Thursday, May 11, 2006

A Little Break

Currently reading: Amsterdam, Ian McEwan

I have nothing of note to say. I just need a break from reading these goddamn cases all day long. Damn you, Cingular Wireless and your $150 early termination fee and your unconscionable arbitration agreement! Damn you federal policy favoring arbitration! Damn you all!

So after resisting and complaining about and mocking anyone who watches them, I've succumbed to a reality show, and I am only disappointed that I did not catch it earlier. I resisted, and I avoided, and I mocked, I ridiculed, and yet Bravo and its innovative, targeted television programming caught me in its web. I am talking about Top Chef. Scoff all you want, people, but this show captures the hyper-competitiveness, the bitchiness, the deliciousness, and the excitement of the high-end restaurant world. The drama! It also allows those of us in boring office jobs to fantasize about a career in the culinary arts or design or something equally as creative or interesting and that can evoke "oohs, "aahs," and feigned attempts to relate during cocktail parties -- when in reality, careers in these fields are likely not nearly as sexy or exciting as we would like to believe. Still though, there is a reason why there is no "Top Lawyer," "Top Management Consultant, or "Top Category Brand Marketing Manager."

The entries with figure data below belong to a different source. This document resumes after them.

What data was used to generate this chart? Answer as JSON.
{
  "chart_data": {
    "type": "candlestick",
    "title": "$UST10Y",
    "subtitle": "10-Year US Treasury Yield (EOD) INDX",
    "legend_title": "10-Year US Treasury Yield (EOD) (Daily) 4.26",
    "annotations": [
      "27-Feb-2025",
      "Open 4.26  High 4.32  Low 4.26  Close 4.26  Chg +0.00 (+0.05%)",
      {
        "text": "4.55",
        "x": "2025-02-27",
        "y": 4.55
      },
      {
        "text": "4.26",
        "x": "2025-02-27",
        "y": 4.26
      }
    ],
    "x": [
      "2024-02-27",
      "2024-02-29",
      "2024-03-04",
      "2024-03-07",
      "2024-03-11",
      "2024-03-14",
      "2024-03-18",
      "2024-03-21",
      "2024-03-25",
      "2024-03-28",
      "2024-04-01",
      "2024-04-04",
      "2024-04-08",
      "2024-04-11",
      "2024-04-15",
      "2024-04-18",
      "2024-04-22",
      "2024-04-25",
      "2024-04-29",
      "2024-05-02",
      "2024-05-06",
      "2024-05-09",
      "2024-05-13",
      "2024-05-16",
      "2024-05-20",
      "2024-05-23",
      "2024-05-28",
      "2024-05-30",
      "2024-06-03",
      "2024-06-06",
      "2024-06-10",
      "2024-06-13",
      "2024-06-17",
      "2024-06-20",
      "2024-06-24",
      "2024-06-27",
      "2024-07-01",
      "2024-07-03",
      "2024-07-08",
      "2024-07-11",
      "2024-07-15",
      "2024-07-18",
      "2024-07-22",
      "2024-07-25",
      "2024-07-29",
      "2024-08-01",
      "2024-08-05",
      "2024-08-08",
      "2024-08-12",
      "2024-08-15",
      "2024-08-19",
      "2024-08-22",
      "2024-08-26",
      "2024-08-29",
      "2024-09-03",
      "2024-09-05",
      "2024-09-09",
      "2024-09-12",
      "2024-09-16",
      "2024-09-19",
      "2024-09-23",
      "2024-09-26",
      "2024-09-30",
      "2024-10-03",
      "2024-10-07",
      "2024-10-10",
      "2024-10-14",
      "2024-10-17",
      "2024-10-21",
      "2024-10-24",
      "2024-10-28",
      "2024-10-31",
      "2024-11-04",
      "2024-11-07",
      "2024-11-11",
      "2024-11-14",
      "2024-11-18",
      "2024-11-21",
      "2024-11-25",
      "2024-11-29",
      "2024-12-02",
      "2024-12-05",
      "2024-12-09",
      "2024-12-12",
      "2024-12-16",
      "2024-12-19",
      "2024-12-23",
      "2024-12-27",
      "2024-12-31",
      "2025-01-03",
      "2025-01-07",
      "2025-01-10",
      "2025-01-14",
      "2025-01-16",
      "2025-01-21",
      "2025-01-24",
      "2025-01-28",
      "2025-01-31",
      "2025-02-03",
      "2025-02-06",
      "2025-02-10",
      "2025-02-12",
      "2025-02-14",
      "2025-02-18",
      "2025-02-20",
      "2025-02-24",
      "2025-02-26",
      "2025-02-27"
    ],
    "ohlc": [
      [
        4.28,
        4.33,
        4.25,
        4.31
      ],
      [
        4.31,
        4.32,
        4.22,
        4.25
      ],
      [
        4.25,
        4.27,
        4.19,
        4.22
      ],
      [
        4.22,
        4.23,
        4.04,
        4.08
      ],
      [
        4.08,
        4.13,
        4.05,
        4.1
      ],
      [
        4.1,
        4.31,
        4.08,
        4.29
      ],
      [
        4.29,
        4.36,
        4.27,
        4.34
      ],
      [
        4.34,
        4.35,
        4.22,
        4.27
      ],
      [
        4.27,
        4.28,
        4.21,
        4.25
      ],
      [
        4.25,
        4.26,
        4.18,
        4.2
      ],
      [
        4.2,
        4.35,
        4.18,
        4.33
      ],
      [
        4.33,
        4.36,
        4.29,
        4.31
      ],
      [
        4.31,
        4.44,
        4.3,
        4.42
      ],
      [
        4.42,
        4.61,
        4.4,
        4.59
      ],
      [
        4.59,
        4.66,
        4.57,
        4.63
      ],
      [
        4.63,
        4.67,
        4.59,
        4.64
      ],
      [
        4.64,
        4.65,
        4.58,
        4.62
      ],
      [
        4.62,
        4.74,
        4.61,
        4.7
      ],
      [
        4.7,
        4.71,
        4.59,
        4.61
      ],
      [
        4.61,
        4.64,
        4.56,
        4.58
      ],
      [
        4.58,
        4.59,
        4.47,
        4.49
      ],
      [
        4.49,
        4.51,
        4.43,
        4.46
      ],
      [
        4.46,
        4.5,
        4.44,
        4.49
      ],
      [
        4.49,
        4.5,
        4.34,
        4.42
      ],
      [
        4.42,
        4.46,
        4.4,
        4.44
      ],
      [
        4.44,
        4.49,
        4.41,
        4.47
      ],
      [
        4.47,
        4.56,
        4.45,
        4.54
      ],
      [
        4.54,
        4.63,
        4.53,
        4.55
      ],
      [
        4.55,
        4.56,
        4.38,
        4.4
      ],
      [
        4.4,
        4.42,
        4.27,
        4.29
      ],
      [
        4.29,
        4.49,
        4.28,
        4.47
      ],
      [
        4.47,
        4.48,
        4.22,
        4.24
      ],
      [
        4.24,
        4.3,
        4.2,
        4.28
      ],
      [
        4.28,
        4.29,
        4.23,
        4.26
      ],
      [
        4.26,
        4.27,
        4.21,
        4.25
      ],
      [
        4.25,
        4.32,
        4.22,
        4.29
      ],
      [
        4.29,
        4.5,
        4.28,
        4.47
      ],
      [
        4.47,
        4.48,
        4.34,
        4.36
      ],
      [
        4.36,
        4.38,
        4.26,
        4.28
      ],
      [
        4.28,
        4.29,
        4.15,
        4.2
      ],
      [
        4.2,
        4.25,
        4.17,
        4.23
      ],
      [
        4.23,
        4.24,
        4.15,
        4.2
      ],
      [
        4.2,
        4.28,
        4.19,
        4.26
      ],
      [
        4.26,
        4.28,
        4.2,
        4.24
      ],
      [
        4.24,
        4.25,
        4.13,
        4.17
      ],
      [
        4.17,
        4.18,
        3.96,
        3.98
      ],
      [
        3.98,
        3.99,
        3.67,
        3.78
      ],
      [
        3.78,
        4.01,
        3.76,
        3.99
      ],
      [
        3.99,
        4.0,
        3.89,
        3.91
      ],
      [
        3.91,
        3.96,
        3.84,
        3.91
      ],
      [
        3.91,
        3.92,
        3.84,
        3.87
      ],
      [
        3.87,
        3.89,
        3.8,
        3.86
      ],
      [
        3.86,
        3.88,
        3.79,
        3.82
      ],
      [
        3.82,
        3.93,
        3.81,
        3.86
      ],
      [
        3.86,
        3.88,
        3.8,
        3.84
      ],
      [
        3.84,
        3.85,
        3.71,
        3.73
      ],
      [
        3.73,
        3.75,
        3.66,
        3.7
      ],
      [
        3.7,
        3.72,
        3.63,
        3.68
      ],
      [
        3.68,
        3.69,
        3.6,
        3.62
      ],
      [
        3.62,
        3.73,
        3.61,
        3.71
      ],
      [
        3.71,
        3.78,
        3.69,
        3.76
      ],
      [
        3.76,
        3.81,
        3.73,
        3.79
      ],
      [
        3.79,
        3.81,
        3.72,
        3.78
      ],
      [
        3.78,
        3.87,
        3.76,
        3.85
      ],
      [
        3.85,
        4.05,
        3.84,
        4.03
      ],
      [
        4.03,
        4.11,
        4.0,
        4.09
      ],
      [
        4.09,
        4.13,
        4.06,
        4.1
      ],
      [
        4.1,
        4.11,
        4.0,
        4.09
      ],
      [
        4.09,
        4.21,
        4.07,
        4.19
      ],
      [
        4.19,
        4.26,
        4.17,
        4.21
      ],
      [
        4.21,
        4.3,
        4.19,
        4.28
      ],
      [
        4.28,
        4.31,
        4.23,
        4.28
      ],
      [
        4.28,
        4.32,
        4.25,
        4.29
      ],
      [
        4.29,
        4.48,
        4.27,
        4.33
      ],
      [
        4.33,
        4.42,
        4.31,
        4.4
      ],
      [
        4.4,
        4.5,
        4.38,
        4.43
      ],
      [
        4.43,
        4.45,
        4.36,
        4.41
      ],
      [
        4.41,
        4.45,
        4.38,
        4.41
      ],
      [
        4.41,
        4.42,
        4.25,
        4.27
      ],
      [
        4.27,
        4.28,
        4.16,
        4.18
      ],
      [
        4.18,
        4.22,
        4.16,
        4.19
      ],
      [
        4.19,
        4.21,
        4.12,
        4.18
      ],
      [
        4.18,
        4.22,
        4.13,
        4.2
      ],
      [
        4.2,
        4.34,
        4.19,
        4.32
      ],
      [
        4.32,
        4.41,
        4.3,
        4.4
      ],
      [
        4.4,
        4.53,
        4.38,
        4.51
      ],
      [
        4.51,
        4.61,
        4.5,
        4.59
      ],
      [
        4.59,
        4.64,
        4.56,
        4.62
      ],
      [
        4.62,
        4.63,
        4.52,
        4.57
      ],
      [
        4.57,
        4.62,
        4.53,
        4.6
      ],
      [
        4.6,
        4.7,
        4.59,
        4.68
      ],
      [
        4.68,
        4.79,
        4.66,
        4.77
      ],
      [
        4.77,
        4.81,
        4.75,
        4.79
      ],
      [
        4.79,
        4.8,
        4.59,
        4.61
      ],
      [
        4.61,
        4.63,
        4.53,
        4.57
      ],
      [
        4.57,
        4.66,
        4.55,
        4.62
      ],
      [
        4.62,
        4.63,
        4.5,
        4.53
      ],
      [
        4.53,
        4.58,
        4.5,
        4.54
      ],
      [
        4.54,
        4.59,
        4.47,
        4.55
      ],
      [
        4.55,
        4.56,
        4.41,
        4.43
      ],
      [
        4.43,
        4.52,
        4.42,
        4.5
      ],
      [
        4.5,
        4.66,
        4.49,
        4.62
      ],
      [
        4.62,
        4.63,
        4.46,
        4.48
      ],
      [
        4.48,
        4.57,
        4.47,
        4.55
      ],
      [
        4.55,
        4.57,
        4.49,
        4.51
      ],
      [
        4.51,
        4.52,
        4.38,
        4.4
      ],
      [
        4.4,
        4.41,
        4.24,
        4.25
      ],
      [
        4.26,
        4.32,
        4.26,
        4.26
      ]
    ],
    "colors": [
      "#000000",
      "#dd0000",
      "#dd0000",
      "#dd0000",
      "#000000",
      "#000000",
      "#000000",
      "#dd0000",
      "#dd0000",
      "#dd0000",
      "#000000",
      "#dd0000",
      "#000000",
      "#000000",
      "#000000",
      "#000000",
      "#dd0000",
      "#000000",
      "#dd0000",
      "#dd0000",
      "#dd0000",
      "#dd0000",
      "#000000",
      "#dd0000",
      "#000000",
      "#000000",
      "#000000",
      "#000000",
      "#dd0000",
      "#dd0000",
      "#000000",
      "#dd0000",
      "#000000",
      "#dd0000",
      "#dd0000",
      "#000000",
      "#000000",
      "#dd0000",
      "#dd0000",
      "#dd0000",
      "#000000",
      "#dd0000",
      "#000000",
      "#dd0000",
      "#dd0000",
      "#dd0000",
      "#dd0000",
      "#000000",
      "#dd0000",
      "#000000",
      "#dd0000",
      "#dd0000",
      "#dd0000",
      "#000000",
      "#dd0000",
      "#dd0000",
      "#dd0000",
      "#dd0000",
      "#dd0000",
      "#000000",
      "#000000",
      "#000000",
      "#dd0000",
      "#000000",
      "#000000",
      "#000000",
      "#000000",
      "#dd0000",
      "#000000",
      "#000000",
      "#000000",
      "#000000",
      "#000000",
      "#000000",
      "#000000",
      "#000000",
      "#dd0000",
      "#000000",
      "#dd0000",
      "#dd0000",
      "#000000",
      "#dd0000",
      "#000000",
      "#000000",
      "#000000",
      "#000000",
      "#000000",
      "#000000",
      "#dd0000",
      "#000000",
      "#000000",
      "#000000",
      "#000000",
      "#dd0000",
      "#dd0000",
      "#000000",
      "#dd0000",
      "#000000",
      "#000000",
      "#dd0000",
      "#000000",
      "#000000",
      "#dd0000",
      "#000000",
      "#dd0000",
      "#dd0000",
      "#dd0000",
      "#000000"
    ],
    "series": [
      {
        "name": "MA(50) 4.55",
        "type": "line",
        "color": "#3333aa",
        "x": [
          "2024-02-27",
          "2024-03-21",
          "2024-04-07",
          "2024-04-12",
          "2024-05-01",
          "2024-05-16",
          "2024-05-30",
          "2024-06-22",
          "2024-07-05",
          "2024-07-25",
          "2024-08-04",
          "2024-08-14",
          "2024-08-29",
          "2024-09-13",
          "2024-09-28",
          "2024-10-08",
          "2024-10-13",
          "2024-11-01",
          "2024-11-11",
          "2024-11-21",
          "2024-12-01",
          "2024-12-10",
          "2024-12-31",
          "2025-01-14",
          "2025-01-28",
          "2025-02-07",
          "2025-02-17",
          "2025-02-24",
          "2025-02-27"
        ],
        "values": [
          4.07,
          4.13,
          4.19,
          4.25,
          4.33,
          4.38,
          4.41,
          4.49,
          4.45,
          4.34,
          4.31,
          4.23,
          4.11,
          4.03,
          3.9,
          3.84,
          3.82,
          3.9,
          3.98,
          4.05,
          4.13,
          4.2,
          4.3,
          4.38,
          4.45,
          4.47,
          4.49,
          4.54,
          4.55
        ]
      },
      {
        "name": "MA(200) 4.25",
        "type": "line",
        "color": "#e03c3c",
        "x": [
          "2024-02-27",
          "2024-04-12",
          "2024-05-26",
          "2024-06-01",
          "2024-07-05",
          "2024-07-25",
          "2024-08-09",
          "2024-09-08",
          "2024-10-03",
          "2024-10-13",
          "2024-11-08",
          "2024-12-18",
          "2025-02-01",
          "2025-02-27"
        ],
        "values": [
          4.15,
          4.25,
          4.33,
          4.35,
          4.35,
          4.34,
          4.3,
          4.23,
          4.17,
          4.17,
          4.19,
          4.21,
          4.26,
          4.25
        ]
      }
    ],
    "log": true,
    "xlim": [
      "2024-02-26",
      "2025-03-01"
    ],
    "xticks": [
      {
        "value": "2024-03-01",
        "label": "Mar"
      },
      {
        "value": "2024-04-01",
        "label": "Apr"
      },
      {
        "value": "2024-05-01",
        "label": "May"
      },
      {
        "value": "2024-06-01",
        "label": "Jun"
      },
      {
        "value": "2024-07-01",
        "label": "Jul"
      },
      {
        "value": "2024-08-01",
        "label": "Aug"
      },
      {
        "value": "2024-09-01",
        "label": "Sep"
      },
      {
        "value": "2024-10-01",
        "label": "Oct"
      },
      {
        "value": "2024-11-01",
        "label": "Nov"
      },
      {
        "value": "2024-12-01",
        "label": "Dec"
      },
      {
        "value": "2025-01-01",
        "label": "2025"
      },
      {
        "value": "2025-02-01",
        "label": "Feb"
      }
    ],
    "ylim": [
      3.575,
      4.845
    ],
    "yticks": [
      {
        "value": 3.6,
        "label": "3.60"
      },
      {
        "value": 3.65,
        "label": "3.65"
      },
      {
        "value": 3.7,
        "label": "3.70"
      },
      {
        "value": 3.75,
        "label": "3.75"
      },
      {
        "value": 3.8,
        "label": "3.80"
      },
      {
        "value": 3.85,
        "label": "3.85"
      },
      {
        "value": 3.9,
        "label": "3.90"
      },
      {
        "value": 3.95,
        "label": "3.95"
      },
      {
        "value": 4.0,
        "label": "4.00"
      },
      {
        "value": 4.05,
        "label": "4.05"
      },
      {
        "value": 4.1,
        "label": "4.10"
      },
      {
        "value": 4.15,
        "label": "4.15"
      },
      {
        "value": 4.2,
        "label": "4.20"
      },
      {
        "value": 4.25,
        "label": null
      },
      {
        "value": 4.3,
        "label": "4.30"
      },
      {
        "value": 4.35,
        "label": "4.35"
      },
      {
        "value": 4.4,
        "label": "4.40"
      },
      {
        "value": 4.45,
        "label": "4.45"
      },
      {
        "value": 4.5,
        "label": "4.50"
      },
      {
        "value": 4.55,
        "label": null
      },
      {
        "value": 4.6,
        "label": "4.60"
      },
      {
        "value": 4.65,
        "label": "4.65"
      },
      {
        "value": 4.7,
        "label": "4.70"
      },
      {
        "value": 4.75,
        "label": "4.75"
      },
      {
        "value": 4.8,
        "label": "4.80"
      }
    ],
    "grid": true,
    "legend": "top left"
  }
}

Anyway, Wednesdays at 9 CST, people. There are only 3 episodes left, but they are taking applications for Season 2 AS WE SPEAK. So sign up here. Or, go to an open casting call here in Chicago, San Francisco, Las Vegas, LA, or NYC. Come on, do it!

Sunday, May 07, 2006

Immigration, Political Correctness, and You vs. You

So today, I will attempt to touch on a number of subjects. First, immigration. I have been thinking and reading about this for a while and am hesitant to definitively opine on the subject. This mostly has to do with political correctness, which is another issue I have been thinking about.

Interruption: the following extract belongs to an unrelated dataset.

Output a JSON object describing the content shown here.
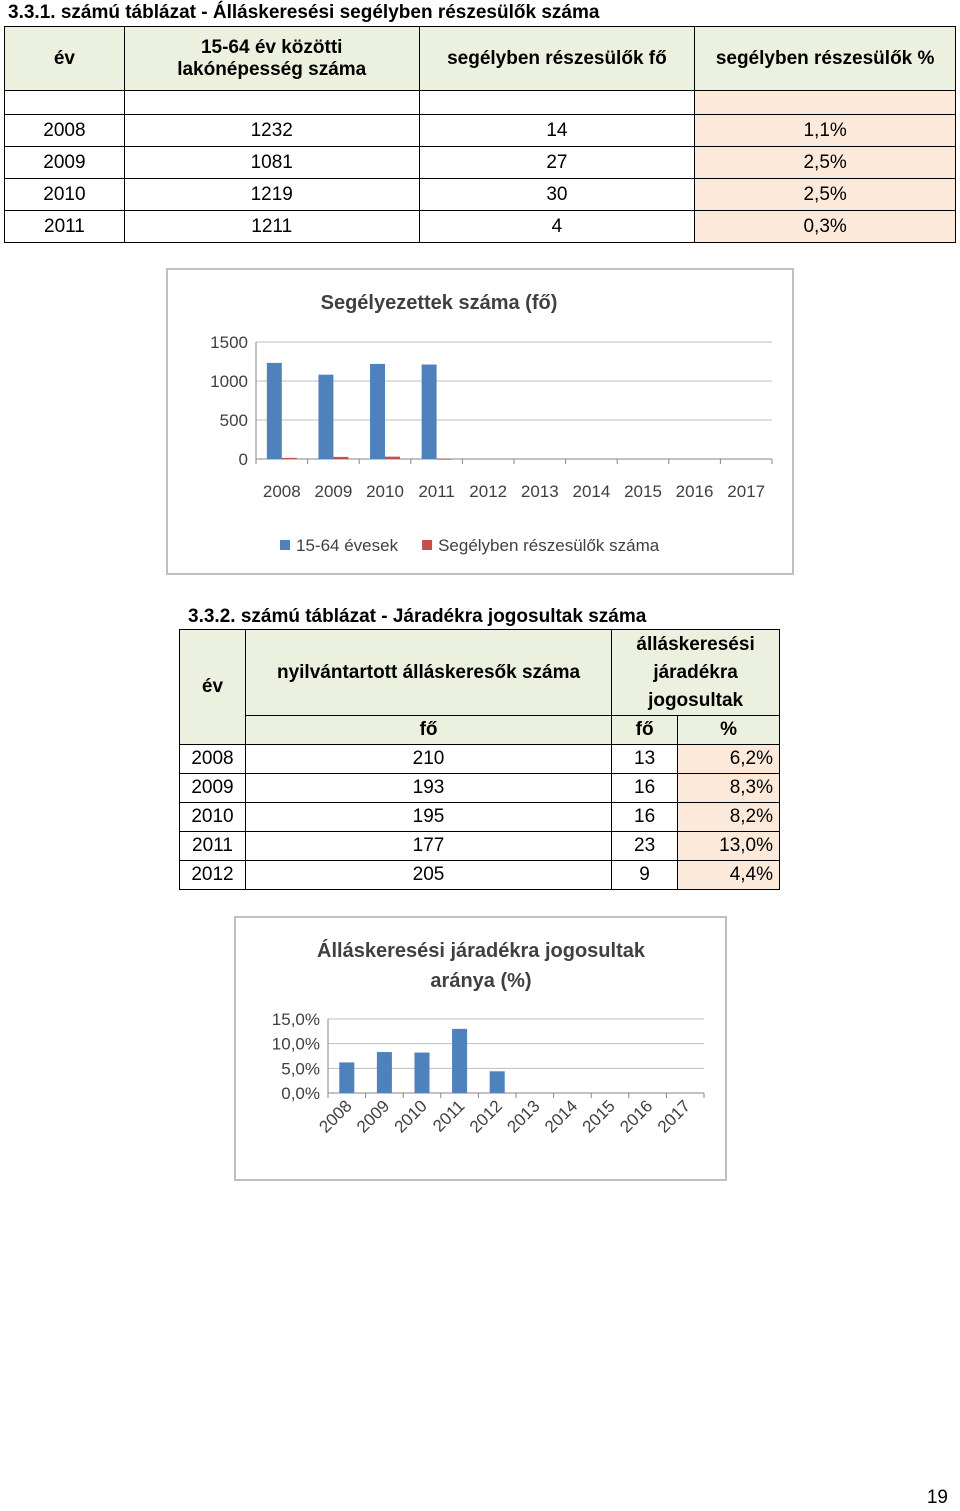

With all of the rallies and op-ed pieces and discussion going on about immigration rights, I can only say the potentially offensive following:

I bristle when I see people who have immigrated here illegally asserting their rights. What rights? You are here illegally, and your assertion of these rights only detracts from those who have come here legally and are also pursuing the "American Dream," legally. This probably comes from irrational personal resentment at seeing my own parents come here, legally, after working their asses off in their home country to get here, legally. They came to New York, worked their asses off there, dealt with racism in a po-dunk college town (because they had no other choice), learned English, moved to Chicago, lived in cockroach-infested apartments and assimilated, and didn't complain (that I know of). They worked, saved, paid taxes, bought a house in quite possibly one of the whitest suburbs near a major U.S. city (no easy task), and raised two kids. Legally. So, when people come here illegally and raise a stink, I just can't help but feel that they do so at the peril of legal immigrants who are also pursuing that American Dream. This guy (scroll to the bottom) sums up my opinion pretty well. Also, the bill being protested is, for all intents and purposes, dead and without support in Washington.

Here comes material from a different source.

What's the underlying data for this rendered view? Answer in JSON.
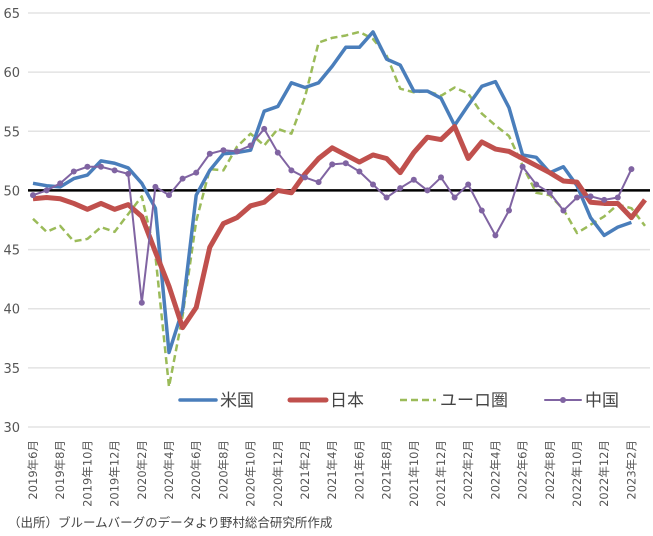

That being said, those who are here are merely people who escaped shitty conditions and want to work hard, pursue their dreams, and live here. The people who work those awful jobs are honest, hardworking people who simply want a better life. I can't think of anything more quintessentially American than that. The solution is not to ship them out or send them to jail. I can't think of anything more quintessentially un-American than that.

The solution is not to grant blanket amnesty. The solution is not to grant guest worker visas that only benefit businesses who would want nothing more than a cheap workforce who cannot vote (to borrow a line from Paul Krugman). I don't know what the solution is. It is far too complicated an issue to come up with an easy one. For good reading, try Eric Zorn's columns on this and this wonderful op-ed piece by Krugman. If you have problems accessing it, I'd be happy to e-mail it to you.

A few more things: the unholy relationship between companies who benefit from employing illegal immigrants at unacceptably low wages and the hapless illegal immigrants who accept the jobs, without rights, without benefits, and without hope, is one of the driving forces to why there has been no true immigration policy. The K Street lobbyists are doing everything they can to make sure this is tabled after we are sufficiently distracted. And distracted we are from the real issues at hand: Iraq, Iran, China, the trade deficit, global warming, and the state of education (to name a few).

Now for a story. I rode my ass off this morning and burned my thighs out for a time because I heard what I thought were other cyclists behind me. I just could not let them pass me, for some reason. Turns out those other cyclists were just my back tire hitting gravel, making me think there were people behind me when there weren't. Still, I was able to sustain a good clip for a long time and probably wouldn't have without the perceived competition. So in sports, so in life.